Sector adaptation or official fresco?

Official for quick start. Sector from 200-500 employees to raise awareness or if your sector (food, energy, construction) has specific biodiversity links to internal appropriation.

How many people can be reached per session?

5-8 per table. For 100 people simultaneously: 12-15 tables with central host. Format often retained in management convention or annual seminar.

What time frame should a biodiversity fresco project be scheduled for?

For a biodiversite fresco project undertaken in standard series (300 to 1,000 copies), count 6 to 8 weeks since the validation of the estimate: 2 weeks of model validation and good to draw, 3 to 4 weeks of manufacturing, 1 week of finishing and packaging. Urgent projects can be accelerated to 4 weeks with an extra cost for workshop priority and parallel validation.

What is the minimum order quantity (MOQ) for biodiversite fresco project?

The technical MOQ of a biodiversite fresco project starts with 50 copies (digital) or 250 copies (offset). The economic MOQ - the one where the unit cost becomes reasonable - is instead about 300 copies. Below 100 copies, the unit cost is usually 3 to 5 times higher than a 1 000-scale.

Can we order a prototype biodiversite fresco undertaken before the series?

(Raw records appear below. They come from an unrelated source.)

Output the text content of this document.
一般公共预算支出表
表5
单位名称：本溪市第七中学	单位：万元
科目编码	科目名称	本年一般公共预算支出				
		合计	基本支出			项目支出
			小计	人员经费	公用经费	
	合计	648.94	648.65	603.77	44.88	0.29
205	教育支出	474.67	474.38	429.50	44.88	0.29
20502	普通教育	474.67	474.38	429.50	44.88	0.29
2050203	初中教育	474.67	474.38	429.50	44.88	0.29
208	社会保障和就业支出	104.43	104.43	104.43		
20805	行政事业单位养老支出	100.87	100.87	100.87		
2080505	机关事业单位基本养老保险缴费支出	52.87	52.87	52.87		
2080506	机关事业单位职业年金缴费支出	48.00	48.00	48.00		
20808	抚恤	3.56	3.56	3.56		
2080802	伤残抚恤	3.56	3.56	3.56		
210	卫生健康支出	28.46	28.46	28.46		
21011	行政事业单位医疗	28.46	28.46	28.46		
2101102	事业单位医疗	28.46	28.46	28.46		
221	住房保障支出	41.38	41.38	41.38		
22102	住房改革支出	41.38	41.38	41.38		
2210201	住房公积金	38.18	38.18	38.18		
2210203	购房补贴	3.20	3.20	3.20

Yes, and we highly recommend it on any project of more than 500 copies. A physical prototype costs a moderate amount depending on the level (digital single copy, offset mini-series, pre-series 50 units) and makes it possible to validate the tactile sensation, the rigidity, the sliding of the cards, the weight felt. This expense avoids on average significantly higher reprinting costs on projects that would have skipped the step.

Is the biodiversity project company in compliance with CSR?

Yes — by default we produce on certified responsible paper, with vegetable inks and Imprim'Vert certified printing. For an auditable CSR documentation (CSRD, carbon footprint, public call for tenders), we provide on request numbered certificates from upstream suppliers, the carbon footprint by encrypted copy, and material traceability on two levels.

How to integrate a biodiversity fresco project undertaken with a global B2B strategy?

A biodiversity fresco project works better when it fits into a global device: onboarding kit for newcomers, animation of trade shows, VIP customer gift, recurrent educational support. Profitability is optimal when the same game serves 3 to 5 different contexts - which means calibrating content and format from the initial brief.